At face value, Trump's claims were impossible to believe. India has never wanted outside involvement on Kashmir, and the idea that its prime minister would reach out directly to an American president -- an easily confused amateur who knows nothing about the dispute -- and ask him to serve as a mediator, seemed bizarre.
And that's because the exchange Trump described apparently didn't happen in reality. It wasn't long after the president made his public comments that Indian officials delicately contradicted the American leader, explaining, "It has been India's consistent position ... that all outstanding issues with Pakistan are discussed only bilaterally."

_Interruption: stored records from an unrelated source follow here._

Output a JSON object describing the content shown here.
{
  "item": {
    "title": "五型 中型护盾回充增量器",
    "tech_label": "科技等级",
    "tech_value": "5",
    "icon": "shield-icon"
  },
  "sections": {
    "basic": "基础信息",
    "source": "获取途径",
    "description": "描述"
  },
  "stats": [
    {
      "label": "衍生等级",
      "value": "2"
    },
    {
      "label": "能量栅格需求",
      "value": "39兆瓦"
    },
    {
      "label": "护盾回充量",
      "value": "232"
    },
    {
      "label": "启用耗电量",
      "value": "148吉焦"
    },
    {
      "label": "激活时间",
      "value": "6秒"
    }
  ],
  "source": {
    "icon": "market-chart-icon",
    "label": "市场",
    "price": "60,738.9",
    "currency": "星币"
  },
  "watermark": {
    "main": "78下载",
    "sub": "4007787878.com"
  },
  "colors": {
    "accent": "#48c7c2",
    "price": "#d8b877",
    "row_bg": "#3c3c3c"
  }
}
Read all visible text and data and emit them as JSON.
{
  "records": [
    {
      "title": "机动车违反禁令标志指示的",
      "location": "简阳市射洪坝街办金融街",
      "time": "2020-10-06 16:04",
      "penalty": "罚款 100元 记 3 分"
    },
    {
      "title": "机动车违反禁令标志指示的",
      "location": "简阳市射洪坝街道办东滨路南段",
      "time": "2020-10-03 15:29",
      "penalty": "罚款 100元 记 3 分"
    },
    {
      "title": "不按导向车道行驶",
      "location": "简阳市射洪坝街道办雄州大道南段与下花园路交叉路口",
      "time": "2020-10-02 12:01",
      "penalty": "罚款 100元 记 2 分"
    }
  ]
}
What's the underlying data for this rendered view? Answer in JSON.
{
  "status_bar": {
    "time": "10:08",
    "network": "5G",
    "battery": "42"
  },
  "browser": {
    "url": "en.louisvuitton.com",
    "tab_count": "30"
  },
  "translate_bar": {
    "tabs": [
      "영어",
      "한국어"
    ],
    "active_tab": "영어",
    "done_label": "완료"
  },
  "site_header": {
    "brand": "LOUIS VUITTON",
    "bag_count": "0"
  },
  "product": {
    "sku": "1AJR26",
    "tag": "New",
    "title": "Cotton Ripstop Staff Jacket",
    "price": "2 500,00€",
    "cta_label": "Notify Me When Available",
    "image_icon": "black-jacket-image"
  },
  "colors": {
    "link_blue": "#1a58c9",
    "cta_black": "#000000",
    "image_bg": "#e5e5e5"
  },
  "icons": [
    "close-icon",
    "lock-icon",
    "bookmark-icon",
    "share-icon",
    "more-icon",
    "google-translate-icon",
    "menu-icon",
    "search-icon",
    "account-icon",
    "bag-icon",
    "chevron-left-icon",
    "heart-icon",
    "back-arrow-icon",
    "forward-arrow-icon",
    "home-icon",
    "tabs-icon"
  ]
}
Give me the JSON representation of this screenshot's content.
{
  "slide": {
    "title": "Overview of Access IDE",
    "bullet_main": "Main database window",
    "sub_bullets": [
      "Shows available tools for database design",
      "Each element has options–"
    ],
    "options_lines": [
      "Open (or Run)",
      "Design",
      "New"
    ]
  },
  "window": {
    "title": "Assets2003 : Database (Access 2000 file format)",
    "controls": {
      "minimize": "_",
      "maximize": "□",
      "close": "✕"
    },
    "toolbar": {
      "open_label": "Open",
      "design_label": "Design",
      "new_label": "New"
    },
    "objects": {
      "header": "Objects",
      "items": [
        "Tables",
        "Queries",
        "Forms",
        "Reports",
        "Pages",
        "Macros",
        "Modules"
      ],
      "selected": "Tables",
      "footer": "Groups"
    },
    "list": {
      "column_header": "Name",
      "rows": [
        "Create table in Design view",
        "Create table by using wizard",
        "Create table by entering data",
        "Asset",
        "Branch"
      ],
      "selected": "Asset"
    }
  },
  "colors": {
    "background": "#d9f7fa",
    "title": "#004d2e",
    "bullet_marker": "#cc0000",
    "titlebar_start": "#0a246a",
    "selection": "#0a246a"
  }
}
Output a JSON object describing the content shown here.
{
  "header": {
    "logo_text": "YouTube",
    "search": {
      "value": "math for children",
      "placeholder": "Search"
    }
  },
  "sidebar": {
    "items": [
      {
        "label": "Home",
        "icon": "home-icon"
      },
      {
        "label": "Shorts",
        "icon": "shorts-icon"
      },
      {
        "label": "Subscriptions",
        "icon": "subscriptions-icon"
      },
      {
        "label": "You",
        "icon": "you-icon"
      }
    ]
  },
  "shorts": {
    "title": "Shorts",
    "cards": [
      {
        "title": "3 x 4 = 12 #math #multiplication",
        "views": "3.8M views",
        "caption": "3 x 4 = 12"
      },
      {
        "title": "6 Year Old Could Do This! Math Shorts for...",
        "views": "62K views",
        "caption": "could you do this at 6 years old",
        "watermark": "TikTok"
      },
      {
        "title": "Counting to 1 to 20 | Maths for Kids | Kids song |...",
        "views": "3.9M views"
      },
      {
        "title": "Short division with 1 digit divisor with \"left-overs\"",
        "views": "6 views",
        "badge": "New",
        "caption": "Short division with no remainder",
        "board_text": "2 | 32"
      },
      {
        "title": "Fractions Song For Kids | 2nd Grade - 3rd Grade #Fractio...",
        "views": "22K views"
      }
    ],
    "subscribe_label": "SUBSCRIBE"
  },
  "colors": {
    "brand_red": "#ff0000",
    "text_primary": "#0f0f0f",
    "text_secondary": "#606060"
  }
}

Or put another way, no one should take Trump's rhetoric seriously.
This struck me as significant for a couple of reasons. The first is that Trump has an odd habit of thinking some of the world's most intractable challenges are easy, largely because he doesn't know better. Middle East peace? Easy. Putting people on Mars? No problem. Overhauling the American health care system in a few weeks? Piece of cake. Resolving the Kashmir dispute between India and Pakistan? Consider it done.
I'm all for American leaders having ambitious goals, but the Republican president thinks everything's simple because he doesn't know enough about current events or public policy to appreciate the complexities of these problems. His confidence is born of ignorance and arrogance.
The other angle of note is that yesterday offered a fresh example of Trump forgetting an important rule: it's a bad idea to attribute made-up quotes to real people who are capable of speaking for themselves.
It was earlier this year, for example, when Trump told reporters that “some” of his presidential predecessors had told him they wish they’d built a wall along the United States’ southern border. It was, of course, an impossible claim to take seriously, which was made worse when each of the living former presidents issued statements debunking Trump’s claim.
There was a moral to the story: when Trump describes made-up conversations -- something he does with alarming frequency -- he needs to avoid references to real people who can expose his nonsense.
As we discussed at the time, the president tends to understand this fairly well, which is why he frequently quotes “anonymous validators”: mysterious unnamed people, whom the president swears exist, who we’re supposed to believe secretly tell Trump how right he is about the major issues of the day. It’s impossible to definitely prove that all of these people are fictional, which creates a rhetorical safe harbor for the Republican.
Occasionally, however, Trump forgets the rule.